By: Mike Rose, Chamberlain Bauder, and Chandler Bland
The date March 12, 2020 will forever be remembered by college athletes across the country. Due to COVID-19, all winter and spring NCAA championships were cancelled that day. The Brockport men’s basketball team was just two days away from taking on Tufts University in the Sweet Sixteen of the NCAA Division III men’s basketball tournament when the news came down. Head Coach Greg Dunne remembers that day well.
“Even though it was a long time ago now, I remember it vividly. Once I got over the ‘woe is me, why did this happen to us’ initial reaction, and you go ‘wait a second us this is happening to the world.’ So, you got to get over yourself a little bit. It was an unfortunate thing because I really thought we had the type of team that could’ve potentially won a national championship that year,” Dunne said.
The season would end with the Golden Eagles on a 19-game winning streak, tied for the longest in school history. The team finished with a record of 26-3 overall. Brockport not only lost an opportunity for a championship, but the entire following season was cancelled due to the pandemic. By the time basketball returned, very little remained from that powerhouse team of 2020. Now three years later, Brockport seniors Davonte Jones and Jahidi Wallace are the only players remaining from that season. Wallace was a sophomore who started all but one game for the 2019-20 team. Jones was a junior role player off the bench.
“We had each other’s back and we had a certain swag about us. When we got on the winning streak, we felt like we couldn’t lose,” Wallace said. Jones continued, “It was just the vibe was so good. It was good knowing these are my brothers, the vibe is good every single person, we love each other. It just made the ride even better; we just locked in and trusted each other,” Jones said.
Brockport had enjoyed a three-year run prior to the COVID season cancellation of three consecutive trips to the SUNYAC finals, as well as two trips to the NCAA Tournament. Since returning post-COVID, Brockport has yet to make an NCAA Tournament appearance.
“We had things really going there and then we had no season,” Dunne said. We were worried the culture we had built was going to take a hit and I think it did a little bit last year. This year I think we are back to where we were before. We have a great group of guys that it is fun to come into practice with and they’re really buying in to what we are trying to do.”
That “group of guys” has four stand outs at the top of the stats sheets this season. Mekhi Beckett, a 6’3 sophomore, leads the team in points and three-point shooting percentage. Beckett has truly emerged this season as a star, averaging 17 points per game. David Grady III is the senior center on the squad, leading the team in rebounds and blocks. Grady and Beckett are both great examples of Dunne’s philosophy of high pressure and elite rebounding.

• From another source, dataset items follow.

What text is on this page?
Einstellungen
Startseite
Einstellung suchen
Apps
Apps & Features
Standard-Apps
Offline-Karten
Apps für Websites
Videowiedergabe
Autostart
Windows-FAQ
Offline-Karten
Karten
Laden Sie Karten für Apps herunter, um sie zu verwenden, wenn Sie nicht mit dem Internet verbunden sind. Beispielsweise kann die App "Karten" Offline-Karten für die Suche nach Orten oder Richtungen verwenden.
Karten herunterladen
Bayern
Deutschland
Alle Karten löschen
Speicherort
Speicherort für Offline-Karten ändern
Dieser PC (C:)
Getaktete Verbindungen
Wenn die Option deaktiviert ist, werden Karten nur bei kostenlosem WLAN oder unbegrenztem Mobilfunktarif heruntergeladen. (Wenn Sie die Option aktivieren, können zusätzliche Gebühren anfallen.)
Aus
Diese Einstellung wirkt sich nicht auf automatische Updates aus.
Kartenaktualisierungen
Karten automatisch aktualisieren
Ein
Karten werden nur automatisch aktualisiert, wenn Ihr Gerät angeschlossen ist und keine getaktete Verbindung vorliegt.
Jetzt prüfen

Another emerging star for this team in 2022-23 has been Rochester native Tony Arnold. Bringing life to an area of the floor where Brockport was lacking, the backcourt, he leads the Golden Eagles in assists and steals on the season. Wallace is the last of the four stars on this team. Now this year he is the go-to guy in the closing minutes of a close game. Wallace understands that he needs to be a leader on this team.
“I try to lead by example, I’m not really vocal, it’s more body language and I just try to lift the younger kids heads up when they do something wrong to teach that next play mentality,” Wallace said.
Jones was away from the team last season but returned sensing something special about this year’s group.
“I chose to come back this second half of the season because I just see the potential that we have, and I want to be able to help contribute to that,” Jones said. “Just like that 2019 team I wanted to help contribute to that team too. I see and have that same feeling when we are locked in fully.”
This year’s team sits second in the SUNYAC conference with an 19-6 overall record. They have beaten every team in the conference at least once head-to-head already. For Brockport to return to the top once more and earn a berth in the NCAA Tournament they’ll have to find another gear.
“We haven’t played to our best potential yet,” Wallace said. Jones continued, “We’ve gotten close to our ceiling, but we haven’t broken through it how I know we can. We play our best basketball when our backs are against the wall, when we’re doubted and counted out.”
The Golden Eagles have certainly faced some doubt in their quest back to the top. The question remains whether they can play their best basketball when it matters most this time around.